The Company assesses whether each promised good or service is distinct for the purpose of identifying the performance obligations in the contract. This assessment involves subjective determinations and requires management to make judgments about the individual promised goods or services and whether such are separable from the other aspects of the contractual relationship. Promised goods and services are considered distinct provided that: (i) the customer can benefit from the good or service either on its own or together with other resources that are readily available to the customer (that is, the good or service is capable of being distinct) and (ii) the entity’s promise to transfer the good or service to the customer is separately identifiable from other promises in the contract (that is, the promise to transfer the good or service is distinct within the context of the contract). In assessing whether a promised good or service is distinct in the evaluation of a collaboration arrangement subject to Topic 606, the Company considers factors such as the research, manufacturing and commercialization capabilities of the collaboration partner and the availability of the associated expertise in the general marketplace. The Company also considers the intended benefit of the contract in assessing whether a promised good or service is separately identifiable from other promises in the contract.
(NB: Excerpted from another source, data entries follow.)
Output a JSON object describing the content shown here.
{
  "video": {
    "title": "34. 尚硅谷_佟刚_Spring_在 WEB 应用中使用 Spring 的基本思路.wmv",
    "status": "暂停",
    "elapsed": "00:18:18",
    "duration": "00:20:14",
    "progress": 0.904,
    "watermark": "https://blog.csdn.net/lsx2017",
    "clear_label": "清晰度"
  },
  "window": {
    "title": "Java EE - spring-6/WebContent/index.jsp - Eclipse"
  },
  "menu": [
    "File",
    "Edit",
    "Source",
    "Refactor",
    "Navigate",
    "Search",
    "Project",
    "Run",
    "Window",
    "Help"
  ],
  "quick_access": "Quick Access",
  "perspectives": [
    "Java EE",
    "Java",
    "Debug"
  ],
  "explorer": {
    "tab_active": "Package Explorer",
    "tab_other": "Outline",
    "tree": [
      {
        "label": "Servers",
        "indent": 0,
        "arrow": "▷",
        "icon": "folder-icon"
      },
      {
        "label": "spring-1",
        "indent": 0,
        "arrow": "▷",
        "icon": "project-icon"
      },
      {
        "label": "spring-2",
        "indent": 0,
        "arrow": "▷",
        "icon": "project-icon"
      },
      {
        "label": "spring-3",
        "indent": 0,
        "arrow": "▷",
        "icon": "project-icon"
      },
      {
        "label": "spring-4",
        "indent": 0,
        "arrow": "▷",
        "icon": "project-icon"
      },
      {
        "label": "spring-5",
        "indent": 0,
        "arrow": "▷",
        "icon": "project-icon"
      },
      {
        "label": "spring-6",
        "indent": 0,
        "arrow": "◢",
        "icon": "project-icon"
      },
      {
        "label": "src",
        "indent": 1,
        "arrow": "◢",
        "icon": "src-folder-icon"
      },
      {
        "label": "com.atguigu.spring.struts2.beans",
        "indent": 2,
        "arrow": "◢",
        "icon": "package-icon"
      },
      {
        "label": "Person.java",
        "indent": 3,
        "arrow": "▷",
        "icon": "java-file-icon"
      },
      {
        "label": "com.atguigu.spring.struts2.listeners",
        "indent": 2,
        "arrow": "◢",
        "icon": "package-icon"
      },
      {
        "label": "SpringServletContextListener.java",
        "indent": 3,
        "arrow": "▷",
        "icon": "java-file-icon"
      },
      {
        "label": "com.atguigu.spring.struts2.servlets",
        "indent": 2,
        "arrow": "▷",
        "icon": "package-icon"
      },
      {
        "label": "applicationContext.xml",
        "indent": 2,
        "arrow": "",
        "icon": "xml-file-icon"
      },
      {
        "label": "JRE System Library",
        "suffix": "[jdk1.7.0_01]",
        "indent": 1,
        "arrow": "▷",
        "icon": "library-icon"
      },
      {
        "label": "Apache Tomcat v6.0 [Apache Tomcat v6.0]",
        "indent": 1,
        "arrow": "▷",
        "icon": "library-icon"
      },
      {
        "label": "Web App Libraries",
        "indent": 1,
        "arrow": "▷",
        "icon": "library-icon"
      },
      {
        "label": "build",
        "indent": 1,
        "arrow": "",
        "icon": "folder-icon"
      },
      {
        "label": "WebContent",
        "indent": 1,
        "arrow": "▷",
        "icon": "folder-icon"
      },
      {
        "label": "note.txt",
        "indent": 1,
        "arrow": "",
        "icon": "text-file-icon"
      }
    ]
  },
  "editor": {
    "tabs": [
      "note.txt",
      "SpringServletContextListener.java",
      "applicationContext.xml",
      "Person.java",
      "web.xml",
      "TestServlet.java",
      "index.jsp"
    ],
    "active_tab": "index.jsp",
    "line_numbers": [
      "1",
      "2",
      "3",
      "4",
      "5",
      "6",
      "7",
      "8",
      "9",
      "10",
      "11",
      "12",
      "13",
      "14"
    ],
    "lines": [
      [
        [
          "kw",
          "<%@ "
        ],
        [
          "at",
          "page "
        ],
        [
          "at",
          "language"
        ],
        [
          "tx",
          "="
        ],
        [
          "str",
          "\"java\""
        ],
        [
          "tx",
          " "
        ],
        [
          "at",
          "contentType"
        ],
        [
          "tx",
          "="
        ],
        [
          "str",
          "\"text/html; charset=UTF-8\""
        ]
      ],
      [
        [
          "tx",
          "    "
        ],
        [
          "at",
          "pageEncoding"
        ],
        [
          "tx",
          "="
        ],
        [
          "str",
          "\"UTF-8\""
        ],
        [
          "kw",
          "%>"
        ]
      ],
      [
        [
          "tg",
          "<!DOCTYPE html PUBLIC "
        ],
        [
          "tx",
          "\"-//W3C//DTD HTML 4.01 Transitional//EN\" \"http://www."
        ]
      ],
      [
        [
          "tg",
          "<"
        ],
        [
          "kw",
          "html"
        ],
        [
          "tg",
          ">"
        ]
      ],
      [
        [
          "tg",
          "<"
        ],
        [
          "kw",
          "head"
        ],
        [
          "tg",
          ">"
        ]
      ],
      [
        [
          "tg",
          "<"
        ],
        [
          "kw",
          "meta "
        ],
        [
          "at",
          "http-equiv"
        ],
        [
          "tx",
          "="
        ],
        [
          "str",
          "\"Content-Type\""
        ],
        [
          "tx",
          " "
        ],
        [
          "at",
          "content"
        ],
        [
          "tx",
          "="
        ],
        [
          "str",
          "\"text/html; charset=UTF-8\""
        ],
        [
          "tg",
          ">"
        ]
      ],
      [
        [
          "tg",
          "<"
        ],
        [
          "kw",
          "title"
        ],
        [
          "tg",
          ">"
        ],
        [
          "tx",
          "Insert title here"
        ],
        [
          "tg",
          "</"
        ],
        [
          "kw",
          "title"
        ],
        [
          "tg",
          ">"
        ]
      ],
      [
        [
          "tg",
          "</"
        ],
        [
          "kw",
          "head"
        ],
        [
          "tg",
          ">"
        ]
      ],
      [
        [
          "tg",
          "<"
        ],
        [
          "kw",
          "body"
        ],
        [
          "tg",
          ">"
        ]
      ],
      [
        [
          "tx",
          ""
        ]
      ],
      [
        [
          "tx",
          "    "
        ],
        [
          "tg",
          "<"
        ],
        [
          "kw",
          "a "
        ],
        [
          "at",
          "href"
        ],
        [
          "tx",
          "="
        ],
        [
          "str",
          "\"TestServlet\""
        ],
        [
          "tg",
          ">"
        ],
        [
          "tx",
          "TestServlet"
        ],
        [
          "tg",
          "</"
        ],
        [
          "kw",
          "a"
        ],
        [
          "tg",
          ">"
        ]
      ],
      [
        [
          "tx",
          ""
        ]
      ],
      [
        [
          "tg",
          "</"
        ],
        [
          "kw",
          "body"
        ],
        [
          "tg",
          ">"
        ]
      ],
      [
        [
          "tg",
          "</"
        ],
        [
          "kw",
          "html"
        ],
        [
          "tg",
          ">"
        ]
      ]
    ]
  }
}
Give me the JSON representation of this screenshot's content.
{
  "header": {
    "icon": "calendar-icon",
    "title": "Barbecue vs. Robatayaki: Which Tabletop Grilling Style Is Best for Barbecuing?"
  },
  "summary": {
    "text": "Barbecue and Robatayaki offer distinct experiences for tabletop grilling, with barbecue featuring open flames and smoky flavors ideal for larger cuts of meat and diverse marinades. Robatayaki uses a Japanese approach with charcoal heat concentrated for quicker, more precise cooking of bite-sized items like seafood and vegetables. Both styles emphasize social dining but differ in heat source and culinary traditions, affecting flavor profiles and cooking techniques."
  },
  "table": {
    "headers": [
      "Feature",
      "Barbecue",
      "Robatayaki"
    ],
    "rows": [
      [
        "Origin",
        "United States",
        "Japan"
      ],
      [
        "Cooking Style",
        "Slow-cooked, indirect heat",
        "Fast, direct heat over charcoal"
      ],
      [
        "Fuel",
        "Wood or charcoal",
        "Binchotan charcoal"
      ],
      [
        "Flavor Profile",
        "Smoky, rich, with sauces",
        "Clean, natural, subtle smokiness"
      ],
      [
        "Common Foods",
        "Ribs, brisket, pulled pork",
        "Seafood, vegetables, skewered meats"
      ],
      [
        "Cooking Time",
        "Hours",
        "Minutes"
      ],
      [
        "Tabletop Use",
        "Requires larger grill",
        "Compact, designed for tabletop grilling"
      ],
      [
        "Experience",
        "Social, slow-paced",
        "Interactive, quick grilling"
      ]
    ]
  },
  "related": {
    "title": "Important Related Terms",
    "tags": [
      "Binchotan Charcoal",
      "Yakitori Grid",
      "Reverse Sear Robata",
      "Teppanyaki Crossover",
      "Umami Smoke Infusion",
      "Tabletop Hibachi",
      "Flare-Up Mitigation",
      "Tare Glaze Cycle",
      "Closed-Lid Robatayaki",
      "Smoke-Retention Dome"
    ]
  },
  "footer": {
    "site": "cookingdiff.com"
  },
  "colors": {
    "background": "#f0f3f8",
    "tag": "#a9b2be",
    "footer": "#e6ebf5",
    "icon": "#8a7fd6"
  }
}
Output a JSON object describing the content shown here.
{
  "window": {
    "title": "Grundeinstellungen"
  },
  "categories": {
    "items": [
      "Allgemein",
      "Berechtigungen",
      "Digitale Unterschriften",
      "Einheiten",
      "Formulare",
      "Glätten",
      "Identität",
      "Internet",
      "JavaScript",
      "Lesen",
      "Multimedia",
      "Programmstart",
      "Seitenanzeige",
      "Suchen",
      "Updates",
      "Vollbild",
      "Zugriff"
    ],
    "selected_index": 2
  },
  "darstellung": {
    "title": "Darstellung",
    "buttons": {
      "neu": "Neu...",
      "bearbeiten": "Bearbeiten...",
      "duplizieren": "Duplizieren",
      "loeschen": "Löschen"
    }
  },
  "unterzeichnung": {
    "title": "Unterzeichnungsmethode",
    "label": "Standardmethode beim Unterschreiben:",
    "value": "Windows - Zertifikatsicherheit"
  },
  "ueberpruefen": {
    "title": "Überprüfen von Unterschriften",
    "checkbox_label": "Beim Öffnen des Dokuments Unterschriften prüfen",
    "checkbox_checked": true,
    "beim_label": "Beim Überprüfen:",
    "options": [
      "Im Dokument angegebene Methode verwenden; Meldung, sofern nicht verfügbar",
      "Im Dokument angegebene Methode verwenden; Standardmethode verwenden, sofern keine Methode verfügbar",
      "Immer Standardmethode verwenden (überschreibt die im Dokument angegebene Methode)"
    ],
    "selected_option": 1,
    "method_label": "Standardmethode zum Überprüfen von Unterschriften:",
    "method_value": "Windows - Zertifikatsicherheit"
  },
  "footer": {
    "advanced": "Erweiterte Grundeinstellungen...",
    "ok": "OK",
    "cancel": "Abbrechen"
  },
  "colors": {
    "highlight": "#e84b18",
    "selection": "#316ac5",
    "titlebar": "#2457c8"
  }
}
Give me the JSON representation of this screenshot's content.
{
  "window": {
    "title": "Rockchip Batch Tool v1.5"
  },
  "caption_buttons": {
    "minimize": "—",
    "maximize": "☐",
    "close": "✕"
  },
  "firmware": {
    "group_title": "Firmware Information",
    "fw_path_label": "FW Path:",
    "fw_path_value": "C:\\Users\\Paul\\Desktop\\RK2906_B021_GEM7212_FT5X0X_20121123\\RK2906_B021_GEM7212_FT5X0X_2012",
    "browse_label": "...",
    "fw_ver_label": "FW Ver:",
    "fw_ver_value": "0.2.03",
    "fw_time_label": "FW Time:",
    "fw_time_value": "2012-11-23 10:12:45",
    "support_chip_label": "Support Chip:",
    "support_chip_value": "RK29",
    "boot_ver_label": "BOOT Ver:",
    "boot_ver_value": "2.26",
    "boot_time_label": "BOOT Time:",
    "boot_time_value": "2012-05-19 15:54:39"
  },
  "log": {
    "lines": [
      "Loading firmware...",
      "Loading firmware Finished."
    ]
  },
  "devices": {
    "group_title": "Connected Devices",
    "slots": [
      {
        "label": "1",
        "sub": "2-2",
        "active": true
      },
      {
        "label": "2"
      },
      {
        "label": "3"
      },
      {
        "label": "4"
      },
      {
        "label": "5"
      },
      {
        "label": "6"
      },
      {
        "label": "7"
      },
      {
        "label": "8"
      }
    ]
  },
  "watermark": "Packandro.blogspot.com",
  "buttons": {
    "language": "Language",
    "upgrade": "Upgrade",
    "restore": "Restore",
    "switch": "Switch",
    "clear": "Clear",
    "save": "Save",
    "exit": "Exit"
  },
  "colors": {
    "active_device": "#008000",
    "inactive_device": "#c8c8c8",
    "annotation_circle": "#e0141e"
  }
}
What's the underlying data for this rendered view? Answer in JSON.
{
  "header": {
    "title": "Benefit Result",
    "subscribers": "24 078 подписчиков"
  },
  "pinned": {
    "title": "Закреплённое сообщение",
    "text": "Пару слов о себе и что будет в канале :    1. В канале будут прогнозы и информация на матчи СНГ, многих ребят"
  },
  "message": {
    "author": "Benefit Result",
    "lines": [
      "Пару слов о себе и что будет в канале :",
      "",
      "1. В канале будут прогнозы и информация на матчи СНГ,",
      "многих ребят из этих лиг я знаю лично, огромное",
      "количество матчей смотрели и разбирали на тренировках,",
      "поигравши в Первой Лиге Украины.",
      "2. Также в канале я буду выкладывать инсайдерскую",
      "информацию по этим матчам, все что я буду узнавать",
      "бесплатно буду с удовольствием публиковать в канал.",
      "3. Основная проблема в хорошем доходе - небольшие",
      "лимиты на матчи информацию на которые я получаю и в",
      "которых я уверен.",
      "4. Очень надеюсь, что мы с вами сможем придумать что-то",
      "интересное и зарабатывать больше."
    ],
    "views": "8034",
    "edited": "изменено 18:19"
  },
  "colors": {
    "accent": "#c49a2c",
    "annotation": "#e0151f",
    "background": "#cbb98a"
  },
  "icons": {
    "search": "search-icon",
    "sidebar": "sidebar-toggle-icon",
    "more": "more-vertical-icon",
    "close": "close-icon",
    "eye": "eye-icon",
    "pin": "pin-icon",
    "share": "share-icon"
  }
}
If a promised good or service is not distinct, the Company is required to combine that good or service with other promised goods or services until it identifies a bundle of goods or services that is distinct.

 

The transaction price is then determined and allocated to the identified performance obligations in proportion to their standalone selling prices (“SSP”) on a relative SSP basis. The SSP is determined at contract inception and is not updated to reflect changes between contract inception and when the performance obligations are satisfied. Determining the SSP for performance obligations requires significant judgment. In developing the SSP for a performance obligation, the Company considers applicable market conditions and relevant entity-specific factors, including factors that were contemplated in negotiating the agreement with the customer and estimated costs. In certain circumstances, the Company may apply the residual method to determine the SSP of a good or service if the standalone selling price is considered highly variable or uncertain. The Company validates the SSP for performance obligations by evaluating whether changes in the key assumptions used to determine the SSP will have a significant effect on the allocation of arrangement consideration between multiple performance obligations.

 

If the consideration promised in a contract includes a variable amount, the Company estimates the amount of consideration to which it will be entitled in exchange for transferring the promised goods or services to a customer.